People with disabilities are facing delays of up to nine months when they attempt to have their bungled National Disability Insurance Scheme (NDIS) plans fixed, an investigation has found.
The Commonwealth Ombudsman’s report into the NDIS’s plan review system has revealed up to 8,000 people are stuck waiting for an outcome.
People seek reviews for many reasons, including when their plan includes wrong or inadequate equipment and support, for example if they receive funding for fewer hours of care than needed.
The Ombudsman described the review processes as “unwieldy”, “unapproachable”, and lacking “fairness and transparency”.
“[Delays] pose a particular risk to those who may be at risk of losing services or experiencing deterioration in their capacity if their plan is not adjusted quickly,” the report said.
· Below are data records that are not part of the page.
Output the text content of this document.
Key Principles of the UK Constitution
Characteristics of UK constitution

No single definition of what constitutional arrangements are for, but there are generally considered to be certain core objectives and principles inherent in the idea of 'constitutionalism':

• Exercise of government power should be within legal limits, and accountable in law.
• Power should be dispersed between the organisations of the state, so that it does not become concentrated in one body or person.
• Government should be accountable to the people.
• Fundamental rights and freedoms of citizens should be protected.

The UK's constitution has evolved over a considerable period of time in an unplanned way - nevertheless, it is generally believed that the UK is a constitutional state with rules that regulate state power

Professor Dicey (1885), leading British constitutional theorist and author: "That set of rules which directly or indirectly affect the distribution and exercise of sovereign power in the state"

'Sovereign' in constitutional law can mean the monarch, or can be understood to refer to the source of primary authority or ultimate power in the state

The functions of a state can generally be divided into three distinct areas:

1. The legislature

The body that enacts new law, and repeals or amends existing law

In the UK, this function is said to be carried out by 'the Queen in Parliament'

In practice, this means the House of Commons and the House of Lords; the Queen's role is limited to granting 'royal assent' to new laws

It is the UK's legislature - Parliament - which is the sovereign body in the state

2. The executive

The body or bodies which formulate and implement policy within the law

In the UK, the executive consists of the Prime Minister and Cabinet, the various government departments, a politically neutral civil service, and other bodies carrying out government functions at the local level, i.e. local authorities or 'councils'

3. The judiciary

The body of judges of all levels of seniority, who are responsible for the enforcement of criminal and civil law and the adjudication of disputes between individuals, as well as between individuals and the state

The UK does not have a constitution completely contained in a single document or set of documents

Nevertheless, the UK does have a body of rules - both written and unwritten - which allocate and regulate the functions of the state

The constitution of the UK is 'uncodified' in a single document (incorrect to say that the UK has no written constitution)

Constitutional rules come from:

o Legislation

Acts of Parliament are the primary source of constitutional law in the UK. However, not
The Ombudsman said it received 400 complaints about the National Disability Insurance Agency’s (NDIA) review processes over the 18 months to January.
“In one case, a participant did not know why her plan was changed because the NDIA had not told her it had accepted (and given effect to) her request for a plan review,” the report said.
Reports to the watchdog included:
- The agency not prioritising urgent cases where, for example, people could be at risk of harm or homelessness
- NDIA staff and contractors discouraging people from seeking a review
- The NDIA not acknowledging requests for review or responding to enquiries
More than 140,000 Australians are now covered by the NDIS — a number expected to reach 475,000 by early next decade.
The NDIA has accepted the Ombudsman’s 20 recommendations.
“[The agency] has started determining the most practical way to implement responses,” a spokesman said in a statement.
“The NDIA has established a dedicated team to manage outstanding reviews.
“The NDIS is a world-first reform, the size and scale of which means the scheme will not be without challenges.”
Federal Labor’s social services spokeswoman Jenny Macklin said it was “an absolutely damning report”.
“These problems need to be fixed, and fixed right now,” Ms Macklin said.
“Get peoples’ plans right the first time so we just don’t need all these reviews done, and people waiting for much-needed support.”